De twee broers had hij met een “Nee, sorry” teleurgesteld, maar daarna had hij een beter antwoord klaar. “Ik ben niet jouw schrijver, maar ik kan jouw verhaal misschien wel afmaken.” Dat voorstel aanvaardden de halvelingen dankbaar, waardoor hij na acht vragen evenveel jenevertjes getrakteerd had gekregen.
De ruimte vulde zich met dronken amusement en gezellige muziek. De vragen bleven komen. De jonge vrouw aan de piano was de laatste in de rij die hem – nog voor ze iets had gezegd – een glaasje gaf. Greeg sloeg het met groeiend zelfvertrouwen achterover. Met gevoel voor dramatiek zei hij: “Ik wil jouw schrijver zijn.” Ze kuste hem op de wang. Al werd hij omringd door onechte mensen: Greeg had lang het gevoel niet meer gehad zo te léven.

Het drinken en later dansen ging nog een hele tijd door, tot zijn van jenever vergeven blaas hem naar buiten dwong. Toen hij de boom uitkoos waarop de Pollock-achtige schildering van Max nog duidelijk te bewonderen was, keek hij ontroerd naar het café. Greeg zuchtte diep, met een tevredenheid die alleen dronkenschap kan schenken. Hij was nog nooit zo vastberaden geweest om de schrijver te worden die hij ooit in zichzelf had gezien.
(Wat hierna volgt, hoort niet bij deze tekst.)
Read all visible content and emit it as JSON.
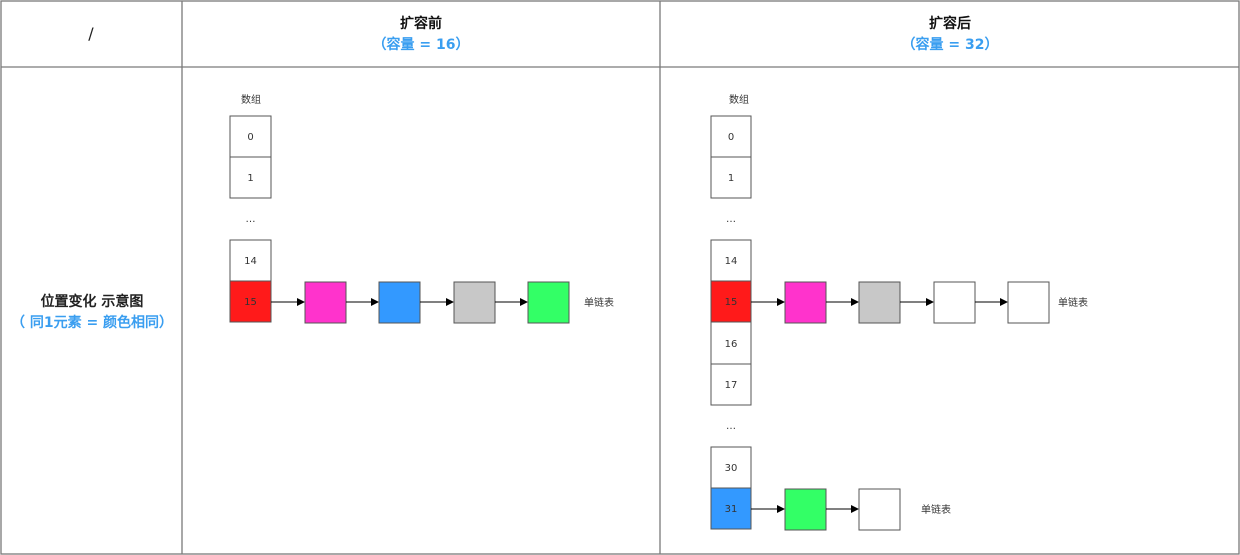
{
  "table": {
    "corner": "/",
    "col_before": {
      "title": "扩容前",
      "subtitle": "（容量 = 16）"
    },
    "col_after": {
      "title": "扩容后",
      "subtitle": "（容量 = 32）"
    },
    "row": {
      "title": "位置变化 示意图",
      "subtitle": "（ 同1元素 = 颜色相同）"
    }
  },
  "before": {
    "array_label": "数组",
    "cells": [
      "0",
      "1",
      "14",
      "15"
    ],
    "ellipsis": "…",
    "cell15_color": "#ff1a1a",
    "chain_colors": [
      "#ff33cc",
      "#3399ff",
      "#c8c8c8",
      "#33ff66"
    ],
    "chain_label": "单链表"
  },
  "after": {
    "array_label": "数组",
    "cells_top": [
      "0",
      "1"
    ],
    "ellipsis1": "…",
    "cells_mid": [
      "14",
      "15",
      "16",
      "17"
    ],
    "ellipsis2": "…",
    "cells_bottom": [
      "30",
      "31"
    ],
    "cell15_color": "#ff1a1a",
    "cell31_color": "#3399ff",
    "chain15_colors": [
      "#ff33cc",
      "#c8c8c8",
      "#ffffff",
      "#ffffff"
    ],
    "chain15_label": "单链表",
    "chain31_colors": [
      "#33ff66",
      "#ffffff"
    ],
    "chain31_label": "单链表"
  }
}
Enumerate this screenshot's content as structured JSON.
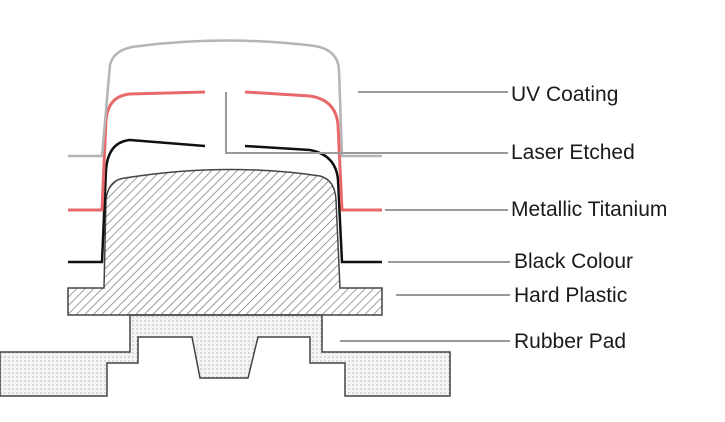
{
  "title": "Keycap layer cross-section",
  "labels": {
    "uv_coating": "UV Coating",
    "laser_etched": "Laser Etched",
    "metallic_titanium": "Metallic Titanium",
    "black_colour": "Black Colour",
    "hard_plastic": "Hard Plastic",
    "rubber_pad": "Rubber Pad"
  },
  "colors": {
    "uv_coating": "#b5b5b5",
    "metallic_titanium": "#e8696a",
    "black_colour": "#111111",
    "hatch": "#555555",
    "rubber": "#999999"
  }
}
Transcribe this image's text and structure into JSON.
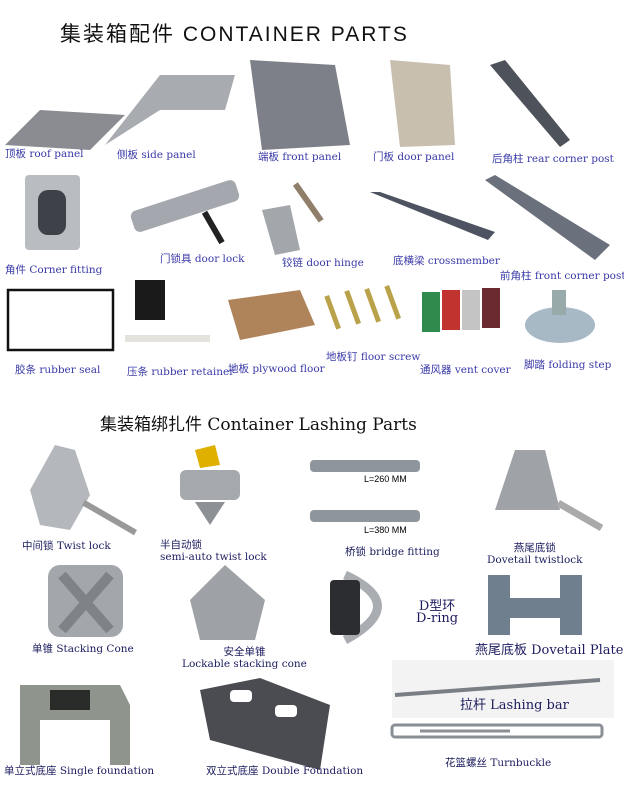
{
  "section1": {
    "title": "集装箱配件  CONTAINER PARTS",
    "items": [
      {
        "label": "顶板 roof panel"
      },
      {
        "label": "侧板 side panel"
      },
      {
        "label": "端板 front panel"
      },
      {
        "label": "门板 door panel"
      },
      {
        "label": "后角柱 rear corner post"
      },
      {
        "label": "角件 Corner fitting"
      },
      {
        "label": "门锁具 door lock"
      },
      {
        "label": "铰链 door hinge"
      },
      {
        "label": "底横梁 crossmember"
      },
      {
        "label": "前角柱 front corner post"
      },
      {
        "label": "胶条 rubber seal"
      },
      {
        "label": "压条 rubber retainer"
      },
      {
        "label": "地板 plywood floor"
      },
      {
        "label": "地板钉 floor screw"
      },
      {
        "label": "通风器 vent cover"
      },
      {
        "label": "脚踏 folding step"
      }
    ]
  },
  "section2": {
    "title": "集装箱绑扎件    Container Lashing Parts",
    "items": [
      {
        "label": "中间锁 Twist lock"
      },
      {
        "label_cn": "半自动锁",
        "label_en": "semi-auto twist lock"
      },
      {
        "label": "桥锁 bridge fitting",
        "note_1": "L=260 MM",
        "note_2": "L=380 MM"
      },
      {
        "label_cn": "燕尾底锁",
        "label_en": "Dovetail twistlock"
      },
      {
        "label": "单锥 Stacking Cone"
      },
      {
        "label_cn": "安全单锥",
        "label_en": "Lockable stacking cone"
      },
      {
        "label_cn": "D型环",
        "label_en": "D-ring"
      },
      {
        "label": "燕尾底板 Dovetail Plate"
      },
      {
        "label": "拉杆 Lashing bar"
      },
      {
        "label": "花篮螺丝 Turnbuckle"
      },
      {
        "label": "单立式底座 Single foundation"
      },
      {
        "label": "双立式底座 Double Foundation"
      }
    ]
  },
  "colors": {
    "label_top": "#3a3aa8",
    "label_bottom": "#1c1c5e",
    "metal": "#9a9ea4",
    "dark_metal": "#4a4d55"
  }
}
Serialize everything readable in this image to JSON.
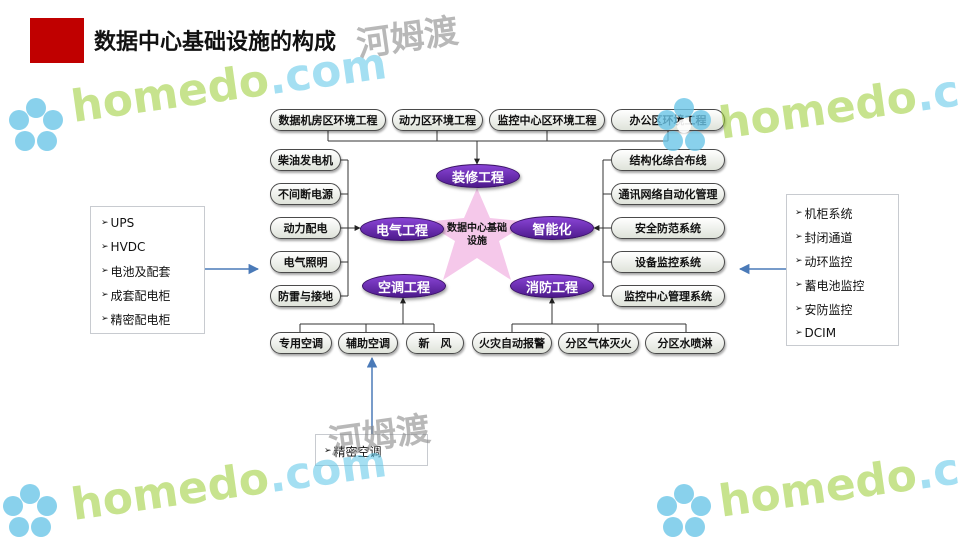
{
  "title": "数据中心基础设施的构成",
  "top_row": [
    "数据机房区环境工程",
    "动力区环境工程",
    "监控中心区环境工程",
    "办公区环境工程"
  ],
  "left_column": [
    "柴油发电机",
    "不间断电源",
    "动力配电",
    "电气照明",
    "防雷与接地"
  ],
  "right_column": [
    "结构化综合布线",
    "通讯网络自动化管理",
    "安全防范系统",
    "设备监控系统",
    "监控中心管理系统"
  ],
  "bottom_left": [
    "专用空调",
    "辅助空调",
    "新　风"
  ],
  "bottom_right": [
    "火灾自动报警",
    "分区气体灭火",
    "分区水喷淋"
  ],
  "ovals": {
    "decoration": "装修工程",
    "electrical": "电气工程",
    "intelligent": "智能化",
    "hvac": "空调工程",
    "fire": "消防工程"
  },
  "center_label": "数据中心基础设施",
  "left_box": [
    "UPS",
    "HVDC",
    "电池及配套",
    "成套配电柜",
    "精密配电柜"
  ],
  "right_box": [
    "机柜系统",
    "封闭通道",
    "动环监控",
    "蓄电池监控",
    "安防监控",
    "DCIM"
  ],
  "bottom_box": [
    "精密空调"
  ],
  "watermark": {
    "en_left": "home",
    "en_mid": "do",
    "en_suffix": ".com",
    "cn": "河姆渡",
    "en_suffix_short": ".co"
  },
  "colors": {
    "title_block": "#c00000",
    "oval": "#6a2fb5",
    "star": "#f4c6e8",
    "arrow": "#4a7ab8"
  }
}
Zo had de avond schitterend kunnen eindigen, maar helaas bracht het plassen een gedachtestroom op gang die eindigde in een even ontnuchterend als pijnlijk inzicht: in al zijn zelfgenoegzame zalving, in de roes van zijn messiasgedrag was hij iets uit het oog verloren. Hij had nooit ‘ja’ kunnen antwoorden. Bent u mijn schrijver? Nee. Nee. Nee. Nooit had hij ‘ja’ kunnen antwoorden. Misschien was dat wel de reden geweest waarom hij welkom was in het café: hij hoorde gewoonweg niet bij de schrijvers van veelbelovende verhalen.
Hij voelde de betoverende gloed van vanavond veranderen in schaamte en hij haastte zich naar binnen om Max te zoeken. Nu was het zijn beurt om vragen te stellen. Waarom ben ik hier? Waarom heb je mij mee naar binnen gevraagd? Maar hij was niet meer te vinden. Misschien had iemand de moed gevonden om Max’ verhaal af te maken. Iemand die wél verhalen schreef die de moeite van het lezen waard waren. 
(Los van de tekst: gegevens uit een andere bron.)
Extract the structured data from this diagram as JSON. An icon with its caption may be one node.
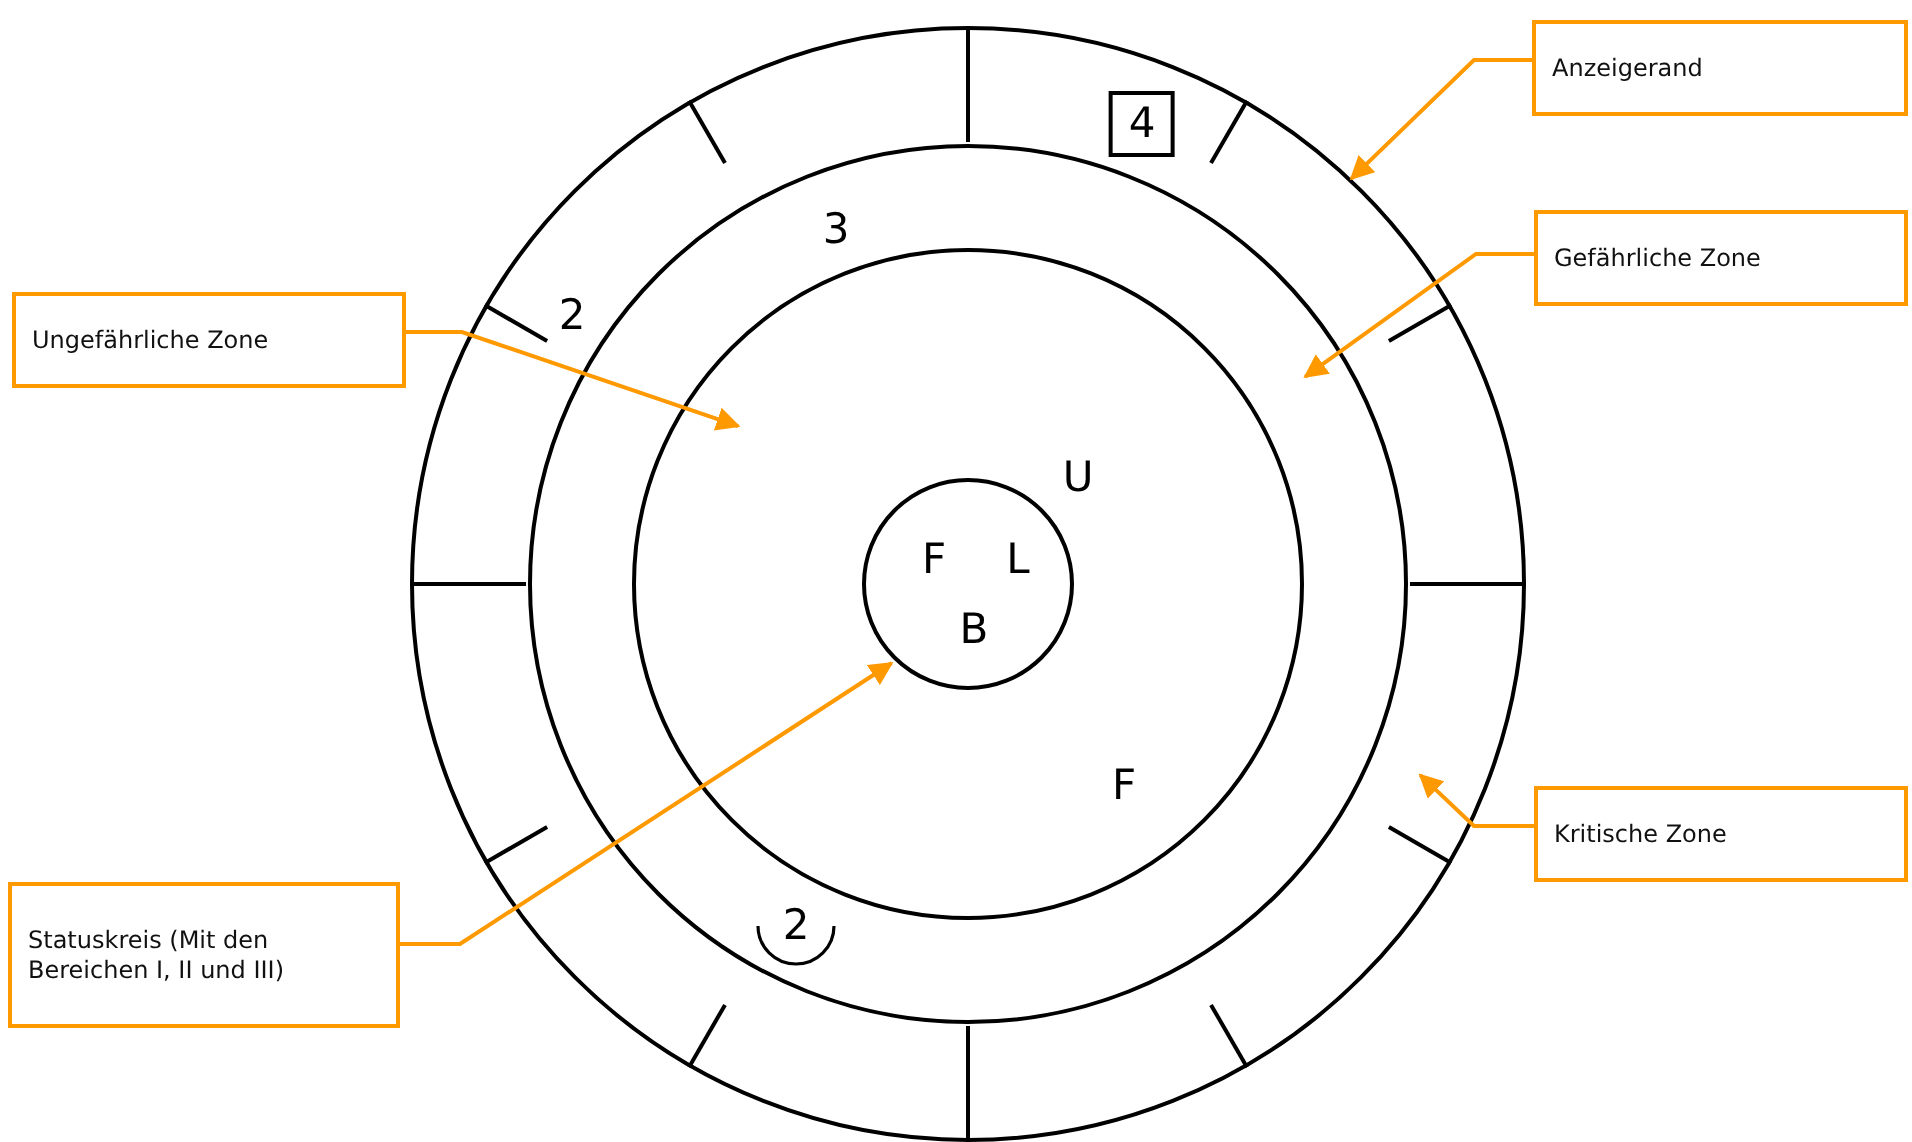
{
  "diagram": {
    "nodes": [
      {
        "text": [
          "Anzeigerand"
        ]
      },
      {
        "text": [
          "Gefährliche Zone"
        ]
      },
      {
        "text": [
          "Ungefährliche Zone"
        ]
      },
      {
        "text": [
          "Statuskreis (Mit den Bereichen I, II und III)"
        ]
      },
      {
        "text": [
          "Kritische Zone"
        ]
      },
      {
        "text": [],
        "shape": "circle"
      },
      {
        "text": [],
        "shape": "circle",
        "in": 5
      },
      {
        "text": [],
        "shape": "circle",
        "in": 6
      },
      {
        "text": [
          "F",
          "L",
          "B"
        ],
        "in": 7
      }
    ],
    "edges": [
      {
        "from": 0,
        "to": 5,
        "arrow": "to"
      },
      {
        "from": 1,
        "to": 6,
        "arrow": "to"
      },
      {
        "from": 2,
        "to": 7,
        "arrow": "to"
      },
      {
        "from": 3,
        "to": 8,
        "arrow": "to"
      },
      {
        "from": 4,
        "to": 5,
        "arrow": "to"
      }
    ],
    "labels": [
      "4",
      "3",
      "2",
      "U",
      "F",
      "2"
    ]
  }
}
Zijn trui liet hij binnen liggen, de halvelingen ging hij niet meer groeten. Hij ging naar buiten, weg van de patio waar de dingen elkaar graag zagen, weg van de plek die hij niet langer verdiende. Hij hield halt bij de laatste plataan en gaf over. De drank maakte dat zijn tranenvloed nu niet meer te stoppen was. Greeg twijfelde om een laatste keer achterom te kijken toen hij al aan de straatkant stond, maar dat deed hij niet. 

Zo liet hij, meer wandelend dan stappend, alles definitief achter zich: het café, de muziek, het gelach. En helaas ook, op het petanqueveld: twee honden die dankzij hun tedere aanmoediging ervoor zorgden dat een onzeker jongetje telkens verder kon springen in het grind, verder en verder, helemaal over zijn verdriet heen.